What are the responsibilities and job description for the Sous Chef - Heirloom Restaurant in Spartanburg position at Pinnacle Hospitality LLC?
Pinnacle Partnership is an independent, award-winning hospitality and development company headquartered in Spartanburg, SC. Our portfolio includes Class-A office, retail, residential, internationally recognized hotel brands, and distinctive restaurant concepts. Without exception, all of Pinnacle’s properties have been recognized with awards and honors in their respective brands and industries.
We create places of connection where people feel welcome through our gracious hospitality, entrepreneurial spirit, and rewarding growth. This distinct, hospitality-first approach powers lasting returns for our investors and our communities.
Our Sous Chef will support the Executive Chef in overseeing all kitchen operations for the hotel restaurant, ensuring high culinary standards, efficient operations, and an exceptional guest dining experience. This role requires strong leadership, creativity, and the ability to manage kitchen staff in a fast-paced hospitality environment.
Main Responsibilities Include:
- Assist the Executive Chef in daily kitchen operations, including food preparation, cooking, and presentation.
- Supervise and train line cooks, prep staff, and other kitchen personnel.
- Ensure food is prepared to quality, presentation, and safety standards.
- Monitor inventory levels; assist with ordering and receiving food supplies and ingredients.
- Maintain a clean and organized kitchen, ensuring compliance with health and safety regulations.
- Develop and test new recipes, contribute to menu planning and seasonal updates.
- Ensure timely service and execution during breakfast, lunch, dinner, and banquet events.
- Coordinate with front-of-house staff to ensure guest satisfaction and accommodate special dietary needs.

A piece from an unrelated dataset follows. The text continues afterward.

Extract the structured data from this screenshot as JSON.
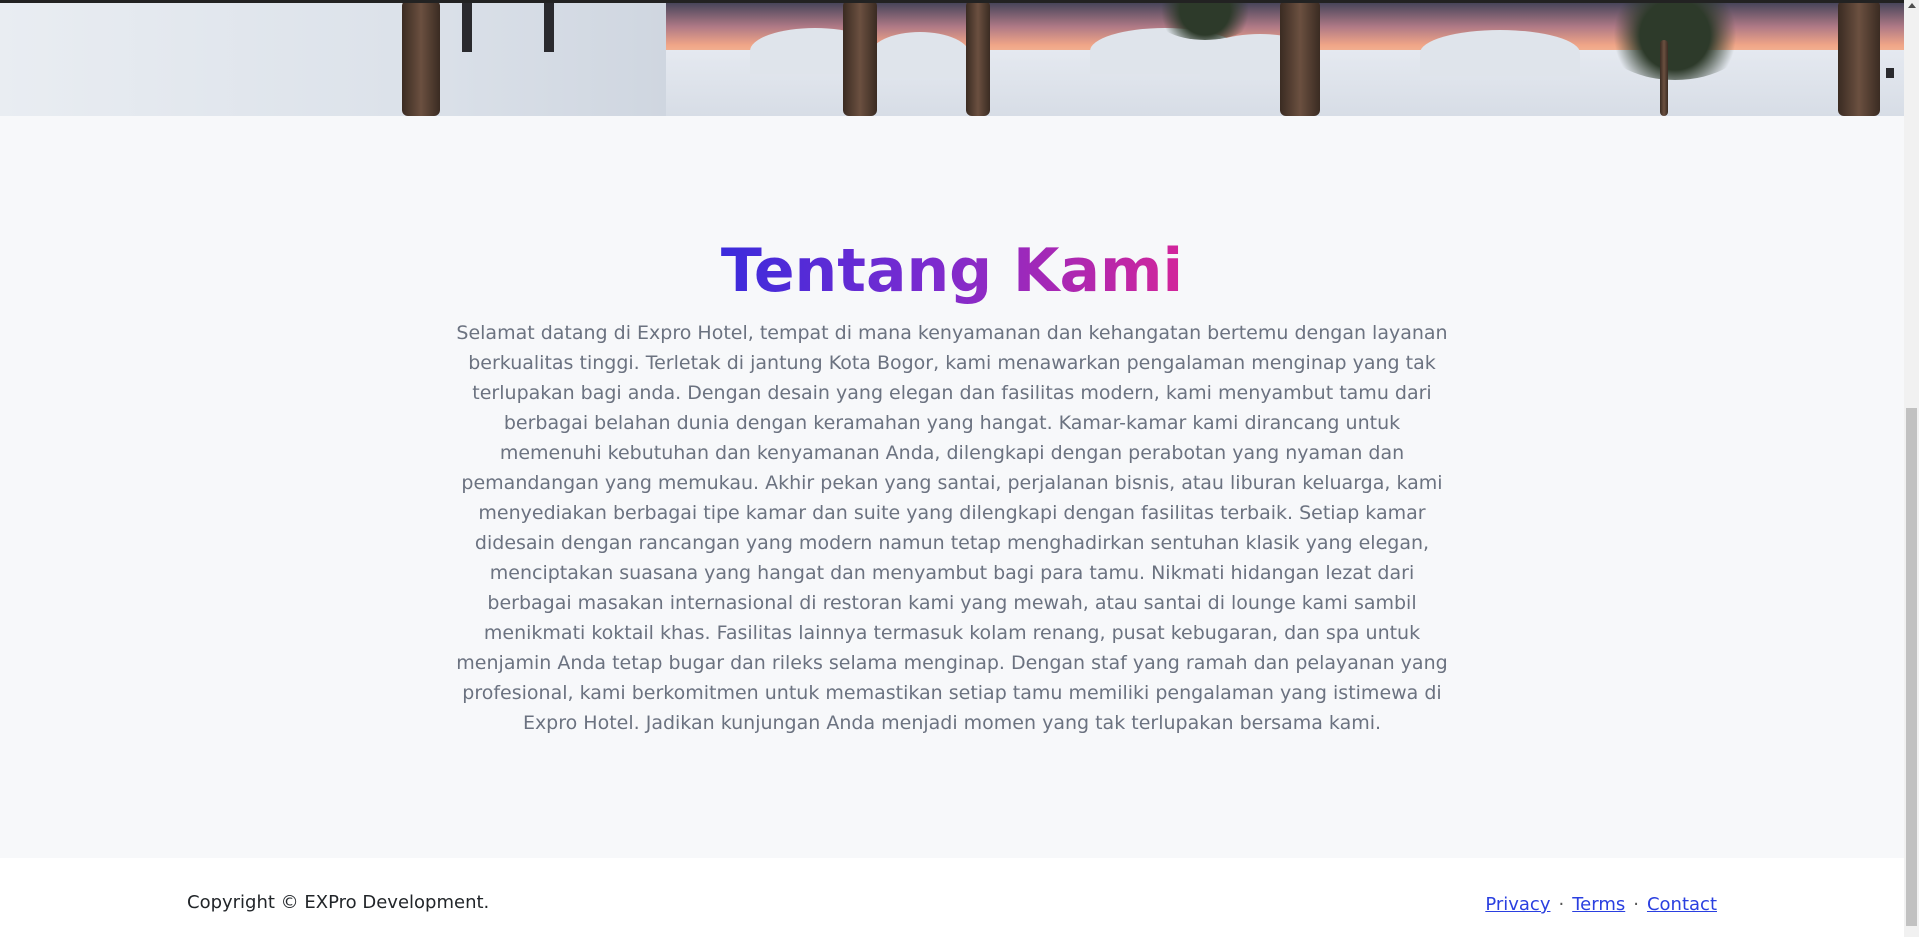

- Fill in for the Executive Chef during absences.
- Monitor food costs, minimize waste, and assist in budget adherence.
- Other Duties as assigned
- Culinary degree or equivalent professional training preferred.
- Minimum 3 years’ experience in a high-volume kitchen, preferably in a hotel or upscale restaurant.

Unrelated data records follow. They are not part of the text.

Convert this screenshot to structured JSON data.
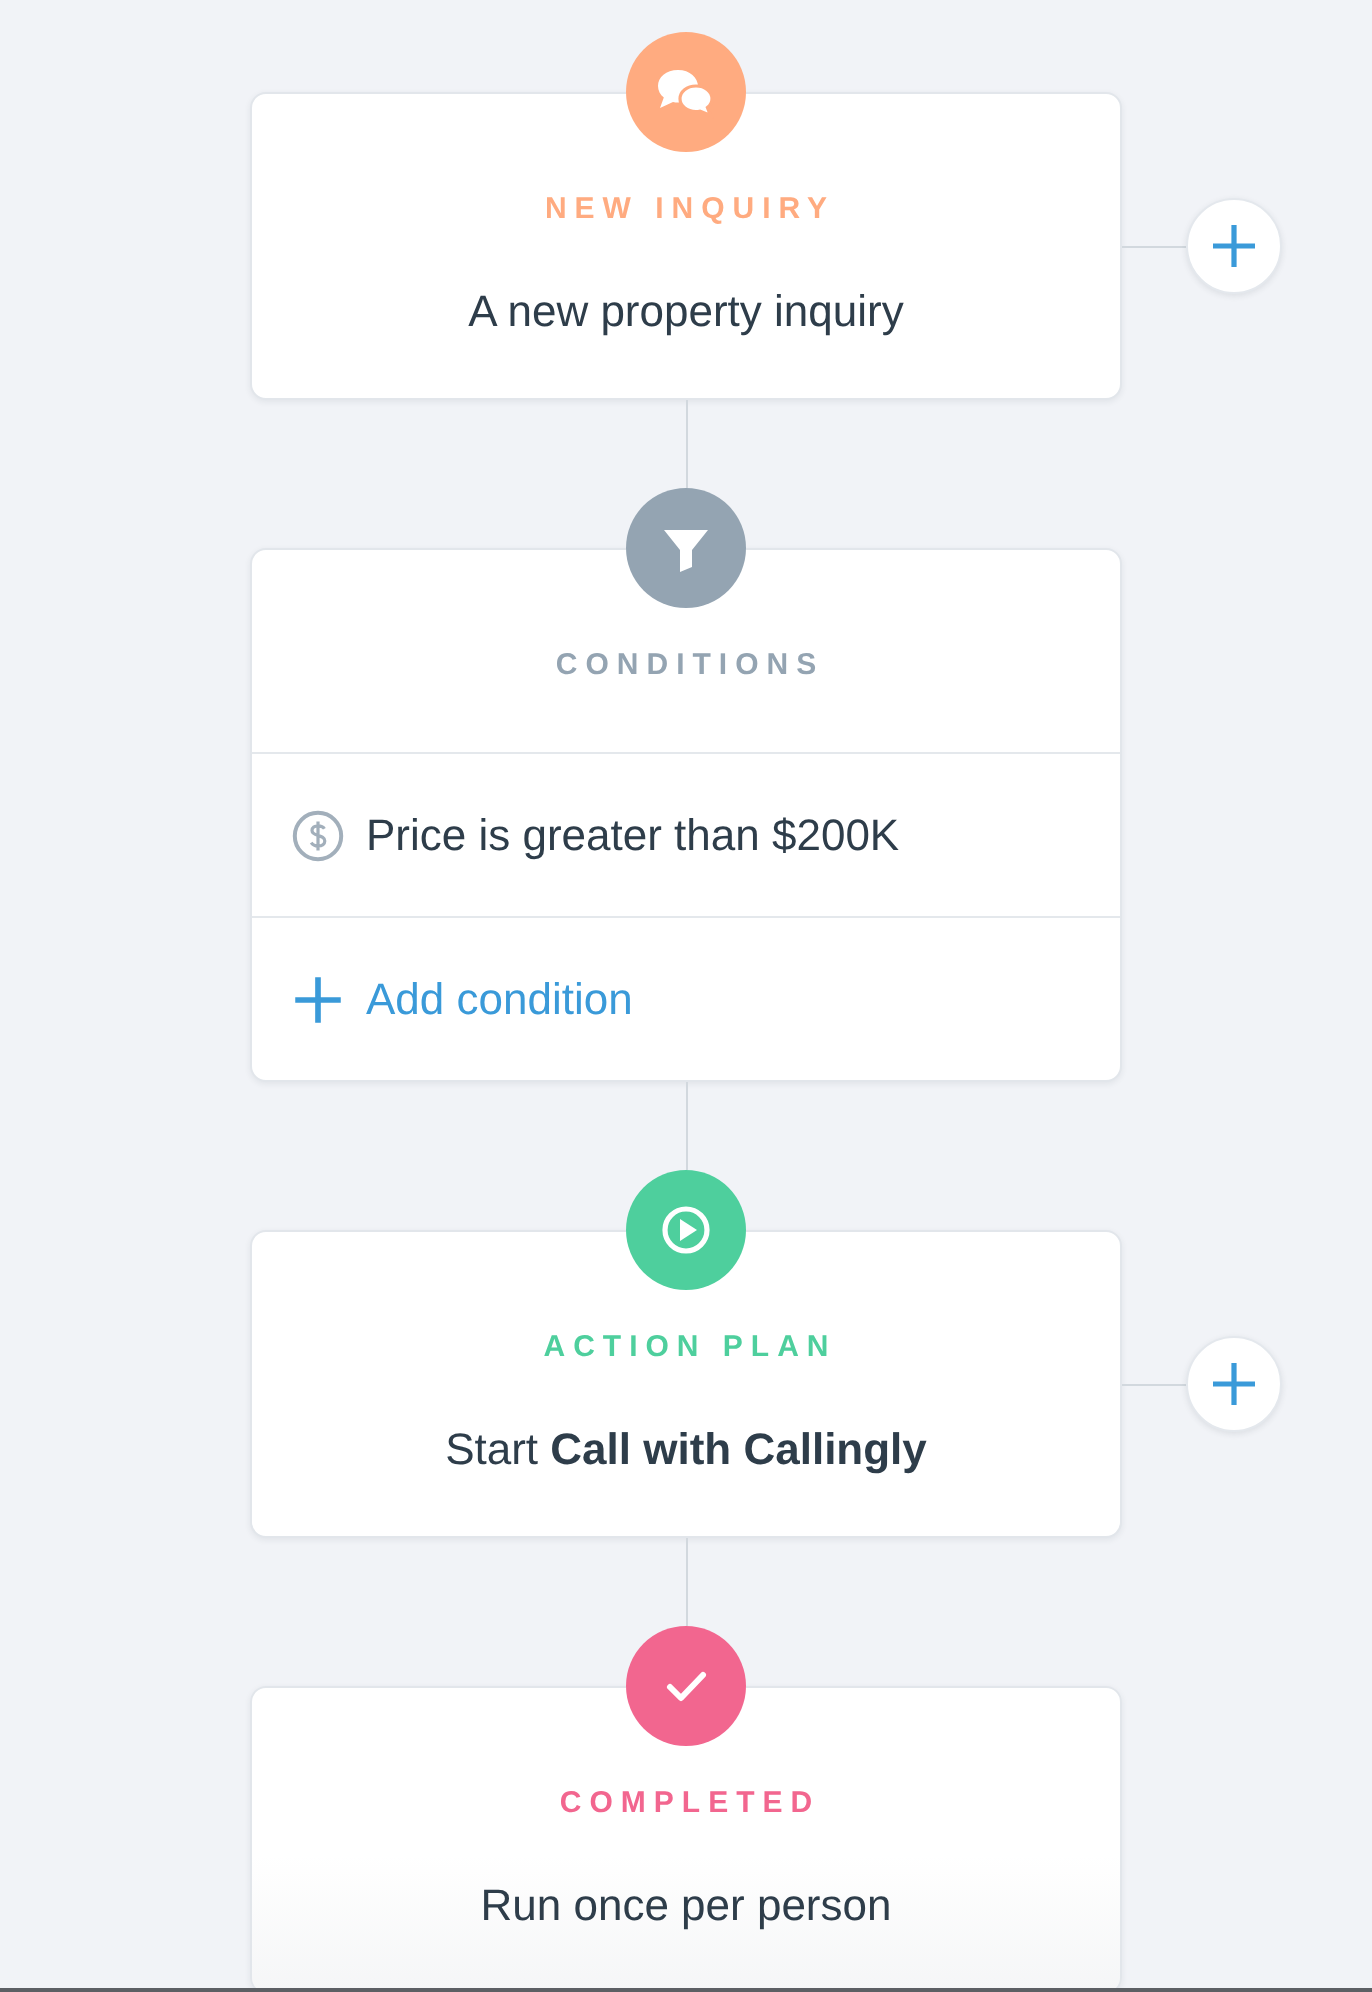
{
  "steps": [
    {
      "kind": "trigger",
      "color": "#ffab80",
      "title": "NEW INQUIRY",
      "description": "A new property inquiry",
      "add_button": true
    },
    {
      "kind": "conditions",
      "color": "#94a4b2",
      "title": "CONDITIONS",
      "conditions": [
        {
          "text": "Price is greater than $200K"
        }
      ],
      "add_condition": "Add condition",
      "add_button": false
    },
    {
      "kind": "action",
      "color": "#4ecf9d",
      "title": "ACTION PLAN",
      "description": "Start **Call with Callingly**",
      "add_button": true
    },
    {
      "kind": "completion",
      "color": "#f2668f",
      "title": "COMPLETED",
      "description": "Run once per person",
      "add_button": false
    }
  ]
}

- Proven leadership skills in managing kitchen staff and ensuring smooth service.
- Strong knowledge of food safety and sanitation standards (ServSafe Certification preferred).
- Experience with menu development and inventory control systems.
- Flexible schedule including weekends, holidays, and evenings as needed.
- Ability to stand and walk for extended periods.
- Able to lift up to 50 lbs.
- Comfortable working in a hot, fast-paced kitchen environment.